Deixando de parte o assunto carro novo – até porque ainda tinha de rever mais uma vez as suas finanças, que ainda só o tinha feito meia centena de vezes na última quinzena – esta foi a sugestão que Formiga, que já não aguentava manter-se calada durante muito mais tempo. Como se tivessem mantido um diálogo silencioso, apenas mental, telepático, Pomba soube exatamente do que ela falava e, virando o rosto, tentando, mas ainda não conseguindo, abrir os olhos, disse, no meio de um esgar que parecia sofrimento:
– Que grande ideia! Podemos fazer isso, ou palavras cruzadas.

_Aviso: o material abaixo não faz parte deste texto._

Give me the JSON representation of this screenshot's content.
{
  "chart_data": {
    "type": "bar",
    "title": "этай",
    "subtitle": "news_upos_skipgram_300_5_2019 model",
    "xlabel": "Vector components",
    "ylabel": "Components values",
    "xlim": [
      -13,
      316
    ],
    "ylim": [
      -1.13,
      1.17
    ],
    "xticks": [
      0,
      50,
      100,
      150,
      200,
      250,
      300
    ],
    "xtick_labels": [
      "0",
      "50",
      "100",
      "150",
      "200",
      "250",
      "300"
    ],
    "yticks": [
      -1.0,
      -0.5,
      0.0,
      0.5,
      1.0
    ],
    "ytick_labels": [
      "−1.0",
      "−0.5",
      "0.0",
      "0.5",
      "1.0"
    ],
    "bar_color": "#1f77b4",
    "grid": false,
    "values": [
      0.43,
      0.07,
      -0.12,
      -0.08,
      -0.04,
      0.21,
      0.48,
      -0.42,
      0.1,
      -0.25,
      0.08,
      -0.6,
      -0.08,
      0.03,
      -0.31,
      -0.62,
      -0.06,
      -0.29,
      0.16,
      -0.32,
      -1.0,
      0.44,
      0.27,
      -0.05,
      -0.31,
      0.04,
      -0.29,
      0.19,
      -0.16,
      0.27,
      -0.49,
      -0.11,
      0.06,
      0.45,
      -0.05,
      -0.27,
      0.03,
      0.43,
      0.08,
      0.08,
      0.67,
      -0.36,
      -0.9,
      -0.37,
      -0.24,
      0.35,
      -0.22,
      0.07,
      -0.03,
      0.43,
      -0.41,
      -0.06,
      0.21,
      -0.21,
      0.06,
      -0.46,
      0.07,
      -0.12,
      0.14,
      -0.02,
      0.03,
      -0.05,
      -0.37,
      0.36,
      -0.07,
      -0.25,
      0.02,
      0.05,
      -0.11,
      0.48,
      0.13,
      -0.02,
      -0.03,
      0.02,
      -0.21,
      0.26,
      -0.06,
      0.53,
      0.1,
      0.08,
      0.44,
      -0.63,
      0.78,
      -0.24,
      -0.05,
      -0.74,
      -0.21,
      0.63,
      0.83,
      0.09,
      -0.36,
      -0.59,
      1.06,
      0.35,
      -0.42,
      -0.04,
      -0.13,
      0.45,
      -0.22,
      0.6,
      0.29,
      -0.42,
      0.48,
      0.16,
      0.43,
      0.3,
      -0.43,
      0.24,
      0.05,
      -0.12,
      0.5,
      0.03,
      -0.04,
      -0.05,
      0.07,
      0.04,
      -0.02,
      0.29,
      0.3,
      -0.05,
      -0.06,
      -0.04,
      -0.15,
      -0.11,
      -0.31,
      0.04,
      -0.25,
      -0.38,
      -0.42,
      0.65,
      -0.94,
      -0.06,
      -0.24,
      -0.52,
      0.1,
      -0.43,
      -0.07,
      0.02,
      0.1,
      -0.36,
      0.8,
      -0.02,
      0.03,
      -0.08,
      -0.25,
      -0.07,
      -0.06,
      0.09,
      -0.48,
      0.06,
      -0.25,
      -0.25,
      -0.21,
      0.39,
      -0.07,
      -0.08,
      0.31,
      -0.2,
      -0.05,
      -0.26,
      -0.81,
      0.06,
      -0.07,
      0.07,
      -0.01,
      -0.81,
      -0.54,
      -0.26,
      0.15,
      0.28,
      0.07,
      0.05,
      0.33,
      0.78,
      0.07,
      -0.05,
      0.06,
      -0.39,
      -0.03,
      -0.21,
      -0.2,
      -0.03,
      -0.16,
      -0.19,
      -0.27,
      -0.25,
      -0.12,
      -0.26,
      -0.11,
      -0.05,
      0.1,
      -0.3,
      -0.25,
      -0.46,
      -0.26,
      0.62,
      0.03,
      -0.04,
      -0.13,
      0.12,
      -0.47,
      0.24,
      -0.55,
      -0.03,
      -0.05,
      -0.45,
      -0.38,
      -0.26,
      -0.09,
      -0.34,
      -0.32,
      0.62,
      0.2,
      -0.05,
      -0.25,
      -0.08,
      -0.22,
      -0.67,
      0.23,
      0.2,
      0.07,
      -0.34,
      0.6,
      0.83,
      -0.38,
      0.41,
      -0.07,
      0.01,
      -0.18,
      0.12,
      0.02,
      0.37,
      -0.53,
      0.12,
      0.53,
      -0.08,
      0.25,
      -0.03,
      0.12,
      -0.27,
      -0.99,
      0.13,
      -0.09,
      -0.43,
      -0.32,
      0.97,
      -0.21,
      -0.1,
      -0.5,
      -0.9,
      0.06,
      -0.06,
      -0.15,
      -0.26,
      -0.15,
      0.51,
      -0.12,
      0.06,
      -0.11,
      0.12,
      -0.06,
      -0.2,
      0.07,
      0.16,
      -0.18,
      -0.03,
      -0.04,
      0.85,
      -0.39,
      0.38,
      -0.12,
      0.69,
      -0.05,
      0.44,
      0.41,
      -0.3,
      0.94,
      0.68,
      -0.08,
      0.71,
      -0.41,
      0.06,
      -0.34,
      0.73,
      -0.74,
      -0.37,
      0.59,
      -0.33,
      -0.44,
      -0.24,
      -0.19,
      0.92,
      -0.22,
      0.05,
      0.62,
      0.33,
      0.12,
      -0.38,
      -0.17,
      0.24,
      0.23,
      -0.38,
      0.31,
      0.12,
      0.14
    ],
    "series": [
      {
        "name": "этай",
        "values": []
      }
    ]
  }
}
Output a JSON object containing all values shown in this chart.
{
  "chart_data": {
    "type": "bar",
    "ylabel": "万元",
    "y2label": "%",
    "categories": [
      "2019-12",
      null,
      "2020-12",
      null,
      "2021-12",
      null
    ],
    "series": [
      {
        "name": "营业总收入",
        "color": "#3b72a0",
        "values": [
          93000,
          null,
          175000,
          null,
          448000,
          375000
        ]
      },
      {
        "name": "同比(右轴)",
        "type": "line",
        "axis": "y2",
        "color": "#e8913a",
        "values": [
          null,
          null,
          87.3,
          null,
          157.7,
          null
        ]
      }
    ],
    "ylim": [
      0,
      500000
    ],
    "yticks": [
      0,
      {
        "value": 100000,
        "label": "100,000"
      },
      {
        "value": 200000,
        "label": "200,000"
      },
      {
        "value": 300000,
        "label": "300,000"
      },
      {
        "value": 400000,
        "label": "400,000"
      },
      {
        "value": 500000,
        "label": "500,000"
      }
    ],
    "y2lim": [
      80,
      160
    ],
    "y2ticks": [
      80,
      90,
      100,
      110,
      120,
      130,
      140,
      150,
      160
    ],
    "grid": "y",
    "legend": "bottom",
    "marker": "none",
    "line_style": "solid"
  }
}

– Podemos ler o livro durante a semana e debatê-lo aqui…
– Para já não, Adelaide. Trazemos o livro para ler aqui. Sem debates. Cada uma traz o seu e à sua escolha que isto não é um clube literário.
– Podia ser.
Formiga parecia inspirada. Havendo um tema de interesse, algo externo mas partilhável, quem sabe, talvez acabassem por se aproximar… Não. Não havia como. Pomba ia ler uma coisa e ela outra completamente distinta e sem outro moderador ou testemunha, a coisa podia ser muito desagradável.
– Esquece – apressou-se Formiga a dizer – apenas livros para nos entretermos durante a manhã.
– Isso. Bravo, cara Formiga, Bravo!
Nisto, servem os mais de 15 itens que haviam pedido. Lá se enchem as bocas e se acalma a mente. Enquanto se deleita com o seu ovo cozido em apenas três minutos, Formiga pensa que bem podia passar sem Pomba. A esta hora poderia estar em casa dos pais, a servir de mediadora às suas eternas discussões, ou estar a lavar a escada do prédio que bem precisa, já que a senhora da limpeza do condomínio parece não ter visão periférica, ou ainda podia aproveitar as manhãs de sábado para ir ao supermercado e pôr-se a par das cusquices do bairro… Curiosamente, nada disso era realmente preferível, ou seria? Com quem é que Pomba viria, sem a sua companhia? Não. Não podia fazer-lhe isso.

By Josef Koudelka
Enquanto saboreava aqueles que considerava serem os melhores scones de sempre, Pomba aceitava, como ato de caridade, o seu papel solidário naqueles encontros de sábado. Era como estar a levar a sopa à sua pobrezinha. Não podia deixar de o fazer. Se não fosse ela, quem o faria em seu lugar numa cidade cada vez com menos coração? E, depois, olhava para Formiga, com os seus dedinhos pequeninos e aqueles olhinhos vivos, muito estranhamente quase no cimo da testa e sentia algo parecido com ternura, como quando um pai olha a feiura de um filho e isso o enternece.
Formiga, roendo lentamente umas bem tostadas fatias de bacon – que não é mais do que uma americanice a esconder a verdade de um bom toucinho entremeado – percebia que pomba já se preparava para abrir as asas e voar um pouco por cima dela com alguma teoria bizarra. Sorriu. Ela que abrisse as asas, sempre precisavam de mais sombra agora que era quase meio dia.
Na hora da despedida, num tom quase nostálgico de quem tem pena que uma coisa boa acabe, Pomba diz:
– Para a semana à mesma hora, certo?
– Claro – diz Formiga – Como poderia perder o momento mais importante da semana?
– Tão querida, Adelaide! Também eu anseio pela chegada do fim de semana só para podermos voltar a ver-nos.
– Conta-me depois, quando tudo se resolver lá no teu emprego.
– Claro que sim. E tu não desates a comprar carro novo sem falares comigo.
– Era lá capaz disso, Graciete!
Moral da história:
Não avalie uma amizade de estômago vazio.